The Tzohar branch in Tel Aviv is located at the Tel Aviv Port within the offices of EasyWed, an organization that provides a variety of event-planning and related services to help Israeli couples marry.

This new collaboration will help the two organizations increase public access of their services, including close support throughout the marriage process; registering for marriage through the Tel Aviv Rabbinate; bridal lessons, a requirement by law for marriage registration; and Tzohar’s offer to provide couples with a rabbi to conduct the wedding service free of charge.

Until now, Tel Aviv residents wanting to use Tzohar’s registration service had to travel to Lod.
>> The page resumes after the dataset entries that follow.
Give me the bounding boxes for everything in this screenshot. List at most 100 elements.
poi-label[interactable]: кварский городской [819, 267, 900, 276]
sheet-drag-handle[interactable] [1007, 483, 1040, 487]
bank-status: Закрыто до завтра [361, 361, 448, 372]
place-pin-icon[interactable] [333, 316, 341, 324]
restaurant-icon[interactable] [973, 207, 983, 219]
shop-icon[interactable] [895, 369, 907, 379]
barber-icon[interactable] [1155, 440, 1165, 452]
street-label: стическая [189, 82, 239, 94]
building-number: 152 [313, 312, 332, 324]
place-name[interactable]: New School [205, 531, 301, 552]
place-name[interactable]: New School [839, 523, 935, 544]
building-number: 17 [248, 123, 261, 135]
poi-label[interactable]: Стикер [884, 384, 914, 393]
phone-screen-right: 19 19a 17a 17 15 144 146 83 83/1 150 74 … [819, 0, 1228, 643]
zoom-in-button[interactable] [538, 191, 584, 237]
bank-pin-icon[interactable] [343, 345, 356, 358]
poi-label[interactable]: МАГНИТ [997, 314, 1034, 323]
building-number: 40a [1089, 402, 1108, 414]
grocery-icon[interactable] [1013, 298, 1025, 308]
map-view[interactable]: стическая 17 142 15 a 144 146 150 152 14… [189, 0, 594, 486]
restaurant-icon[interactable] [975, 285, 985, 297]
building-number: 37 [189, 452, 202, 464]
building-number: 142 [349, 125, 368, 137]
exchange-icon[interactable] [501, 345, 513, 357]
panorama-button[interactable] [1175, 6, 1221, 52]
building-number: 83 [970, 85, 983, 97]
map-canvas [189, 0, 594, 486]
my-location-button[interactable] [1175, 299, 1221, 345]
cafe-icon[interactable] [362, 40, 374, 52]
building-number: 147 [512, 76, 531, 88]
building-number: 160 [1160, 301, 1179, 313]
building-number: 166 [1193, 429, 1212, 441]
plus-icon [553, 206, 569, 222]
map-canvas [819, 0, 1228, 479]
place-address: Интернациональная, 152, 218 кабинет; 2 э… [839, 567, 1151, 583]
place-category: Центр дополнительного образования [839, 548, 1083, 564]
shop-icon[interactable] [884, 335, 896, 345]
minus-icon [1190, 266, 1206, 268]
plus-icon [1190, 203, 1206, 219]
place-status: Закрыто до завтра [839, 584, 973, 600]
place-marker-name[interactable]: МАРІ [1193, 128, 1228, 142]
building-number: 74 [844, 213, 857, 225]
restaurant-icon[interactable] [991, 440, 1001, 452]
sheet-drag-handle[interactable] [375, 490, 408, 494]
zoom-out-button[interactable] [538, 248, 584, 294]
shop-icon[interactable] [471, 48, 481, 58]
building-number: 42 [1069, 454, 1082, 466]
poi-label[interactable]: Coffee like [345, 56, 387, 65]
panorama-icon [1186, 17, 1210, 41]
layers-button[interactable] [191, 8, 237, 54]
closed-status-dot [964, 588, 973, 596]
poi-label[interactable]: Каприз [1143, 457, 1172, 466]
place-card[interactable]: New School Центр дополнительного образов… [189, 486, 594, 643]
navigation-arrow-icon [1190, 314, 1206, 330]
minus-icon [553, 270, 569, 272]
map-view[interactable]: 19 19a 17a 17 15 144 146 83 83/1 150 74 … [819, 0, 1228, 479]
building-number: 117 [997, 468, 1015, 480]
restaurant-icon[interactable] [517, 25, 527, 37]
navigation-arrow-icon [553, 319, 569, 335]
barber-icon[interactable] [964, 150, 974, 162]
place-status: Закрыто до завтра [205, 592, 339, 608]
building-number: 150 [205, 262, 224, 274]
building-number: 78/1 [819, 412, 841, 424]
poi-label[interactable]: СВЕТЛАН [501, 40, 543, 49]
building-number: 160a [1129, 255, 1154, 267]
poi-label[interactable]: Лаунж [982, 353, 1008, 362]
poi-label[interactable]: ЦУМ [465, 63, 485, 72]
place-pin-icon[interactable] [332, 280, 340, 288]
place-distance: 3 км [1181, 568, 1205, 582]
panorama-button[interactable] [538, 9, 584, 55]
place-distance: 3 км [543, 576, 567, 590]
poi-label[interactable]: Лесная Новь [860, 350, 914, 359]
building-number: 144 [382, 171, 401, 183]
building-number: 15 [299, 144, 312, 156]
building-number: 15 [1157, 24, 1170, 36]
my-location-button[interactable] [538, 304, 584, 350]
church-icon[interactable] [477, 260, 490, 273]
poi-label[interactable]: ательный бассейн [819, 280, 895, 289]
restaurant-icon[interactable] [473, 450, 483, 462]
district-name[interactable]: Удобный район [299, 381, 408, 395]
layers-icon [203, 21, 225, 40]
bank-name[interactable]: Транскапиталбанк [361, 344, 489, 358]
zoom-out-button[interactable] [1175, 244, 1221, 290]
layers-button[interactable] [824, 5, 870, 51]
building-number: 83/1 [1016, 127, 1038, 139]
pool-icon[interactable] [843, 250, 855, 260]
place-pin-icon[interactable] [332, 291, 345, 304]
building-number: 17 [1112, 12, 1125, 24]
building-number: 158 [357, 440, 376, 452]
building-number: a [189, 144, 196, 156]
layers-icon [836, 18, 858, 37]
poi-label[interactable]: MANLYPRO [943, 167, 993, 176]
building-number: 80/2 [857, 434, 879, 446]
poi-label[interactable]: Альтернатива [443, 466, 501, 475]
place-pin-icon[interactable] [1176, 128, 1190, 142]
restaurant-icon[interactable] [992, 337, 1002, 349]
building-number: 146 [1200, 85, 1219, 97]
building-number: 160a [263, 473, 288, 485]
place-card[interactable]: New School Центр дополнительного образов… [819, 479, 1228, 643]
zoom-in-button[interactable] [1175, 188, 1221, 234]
The new branch is expected to make things easier and increase demand.

“Strengthening the connection between Tzohar and the local rabbinates is an important objective of our organization, and we welcome this first initiative that allows us to partner with the Tel Aviv Rabbinate,” Tzohar chairman Rabbi David Stav said. “We are confident this will allow us to positively contribute to help couples build healthy new relationships and families in accordance with Jewish law and the laws of the State of Israel.”

He said he hoped such cooperation between Tzohar and the Tel Aviv Rabbinate could be could be extended to other fields, such as kashrut, and that it could be replicated in other cities.

Tel Aviv Religious Council chairman Eldad Mizrahi said the new collaboration would improve the marriage registration process and would strengthen the standing of the rabbinate.

“The joining of forces of all parties who want to encourage religious marriage through the rabbinate will help ensure the ongoing preservation of our Jewish identity as a nation,” he said.

There has been no chief rabbi of Tel Aviv since Rabbi Yisrael Meir Lau retired in June. As a result, the marriage registrar is in practice the head of the Tel Aviv Rabbinate’s marriage department.

Rabbi Lau was the Ashkenazi chief rabbi of Israel from 1993 to 2003, under the auspices of the Chief Rabbinate, which is opposed to Tzohar’s operations.